How does BinaryVice work?

BinaryVice allows you to specify a schema when you encode an element with placeholders for the information that will change. Continuing with the example above:

% Our term...
Term = #record { n = 5000 },

% Our schema. Notice the 'integer@' placeholder 
Schema = #record { n=integer@ },

% Encode the term...
B = vice:to_binary(Schema, Term)

The binary produced by vice:to_binary/1 is 6 bytes, compared to 20 bytes returned by term_to_binary/1. There are placeholders for every Erlang primitive, plus some special ones for encoding a list or dictionary where all items have the same schema.

Versioning

The one rule about a schema is that it will eventually change. When it does, BinaryVice is ready. BinaryVice allows you to encode your term with a version number. Then, when you want to decode your data, you can pass BinaryVice a list of possible versions, and BinaryVice will choose the right one. The version number can be any integer from 0 to 255 except for 131, because this number is used to identify terms encoded by term_to_binary/1.

For example:

-record(my_record1, { n }).
-record(my_record2, { n, a}).

...

% Schemas...
Schema1 = #my_record1 { n=integer@ },
Schema2 = #my_record2 { n=integer@, a=atom@ }
Schemas = {
	{1, Schema1},
	{2, Schema2}
],

% Encode using version 1...
Term1 = #my_record1 { n = 5000 },
B1 = vice:to_binary_version(1, Schema1, Term1),

% Encode using version 2...
Term2 = #my_record2 { n = 5000, a=version_two }
B2 = vice:to_binary_version(2, Schema2, Term2),

% Decode automatically detects whether our
% term is version 1 or version 2.	

% This returns {1, #my_record1 { n=5000}}.
vice:from_binary_version(Schemas, B1),

% And this returns {2, #my_record2 { n=5000, a=version_two}}.
vice:from_binary_version(Schemas, B2),

...

Drop-In Replacement

BinaryVice was built so that you can drop it into your current application without having to migrate your existing data. The vice:from_binary_version/2 function detects when a binary was encoded using term_to_binary/1 and returns the decoded term with version 131.

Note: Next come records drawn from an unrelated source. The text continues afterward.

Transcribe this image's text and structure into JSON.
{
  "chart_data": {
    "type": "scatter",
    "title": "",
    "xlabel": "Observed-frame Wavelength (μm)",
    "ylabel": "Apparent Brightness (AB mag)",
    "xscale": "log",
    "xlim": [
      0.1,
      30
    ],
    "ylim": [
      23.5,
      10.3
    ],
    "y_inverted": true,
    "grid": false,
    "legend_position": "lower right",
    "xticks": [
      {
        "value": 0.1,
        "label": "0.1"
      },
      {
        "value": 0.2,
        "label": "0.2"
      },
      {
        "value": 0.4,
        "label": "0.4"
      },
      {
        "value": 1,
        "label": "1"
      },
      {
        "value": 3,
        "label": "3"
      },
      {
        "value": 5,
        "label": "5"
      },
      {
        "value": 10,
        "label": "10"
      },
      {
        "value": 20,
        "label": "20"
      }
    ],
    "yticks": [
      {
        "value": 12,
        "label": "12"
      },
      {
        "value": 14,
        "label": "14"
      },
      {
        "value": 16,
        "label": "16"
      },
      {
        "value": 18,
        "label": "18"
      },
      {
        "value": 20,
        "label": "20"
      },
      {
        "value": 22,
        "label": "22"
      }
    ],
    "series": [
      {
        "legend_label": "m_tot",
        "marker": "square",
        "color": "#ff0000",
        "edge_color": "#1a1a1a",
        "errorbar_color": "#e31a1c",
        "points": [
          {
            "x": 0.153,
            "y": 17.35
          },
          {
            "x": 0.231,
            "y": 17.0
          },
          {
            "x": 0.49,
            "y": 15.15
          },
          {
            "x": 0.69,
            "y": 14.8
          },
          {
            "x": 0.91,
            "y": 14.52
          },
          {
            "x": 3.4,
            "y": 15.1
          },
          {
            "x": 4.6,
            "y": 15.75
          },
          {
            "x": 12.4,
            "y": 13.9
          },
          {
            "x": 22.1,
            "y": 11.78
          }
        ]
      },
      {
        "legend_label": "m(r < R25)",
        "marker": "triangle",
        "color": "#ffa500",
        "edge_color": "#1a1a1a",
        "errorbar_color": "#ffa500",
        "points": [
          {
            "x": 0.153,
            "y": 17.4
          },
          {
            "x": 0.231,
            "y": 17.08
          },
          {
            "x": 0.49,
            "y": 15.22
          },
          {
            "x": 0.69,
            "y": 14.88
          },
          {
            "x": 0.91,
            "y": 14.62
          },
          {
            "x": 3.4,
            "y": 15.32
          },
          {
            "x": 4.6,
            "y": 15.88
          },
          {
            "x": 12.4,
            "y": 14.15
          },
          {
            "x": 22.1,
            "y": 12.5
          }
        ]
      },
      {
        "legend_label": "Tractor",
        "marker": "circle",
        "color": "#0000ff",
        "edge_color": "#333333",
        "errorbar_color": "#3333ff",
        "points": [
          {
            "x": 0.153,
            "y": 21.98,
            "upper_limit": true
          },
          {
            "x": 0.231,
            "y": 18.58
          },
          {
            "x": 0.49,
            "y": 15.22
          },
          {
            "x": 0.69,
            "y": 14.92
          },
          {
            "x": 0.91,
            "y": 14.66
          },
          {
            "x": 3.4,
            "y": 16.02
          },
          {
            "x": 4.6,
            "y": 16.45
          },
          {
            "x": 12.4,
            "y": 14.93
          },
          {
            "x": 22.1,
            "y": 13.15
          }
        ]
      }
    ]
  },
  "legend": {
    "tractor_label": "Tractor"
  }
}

BinaryVice vs. term_to_binary/1

Based on simple tests, BinaryVice makes your data about 40% smaller than term_to_binary(Term), and about 10% smaller than term_to_binary(Term, [compressed]).

BinaryVice is fast, but slower than term_to_binary(Term), but about 5 times faster than term_to_binary(Term, [compressed]).

Actual results depend upon your data.

Interface

  • vice:to_binary(Schema, Term) -> B - Encode a term using the provided schema.
  • vice:from_binary(Schema, B) -> Term - Decode a binary using the provided schema.
  • vice:to_binary_version(Version, Schema, Term) -> B - Encode a term using the provided schema, tagged with a version number.
  • vice:from_binary_version(Versions, Term) -> {Version, Term} - Decode a versioned binary. Versions is a list of {Version, Schema}.

What's with the name?

It vaguely rhymes with Miami Vice.

Disclaimer

Use this at your own risk, and test thoroughly. There may be some lurking corner cases that haven't been addressed.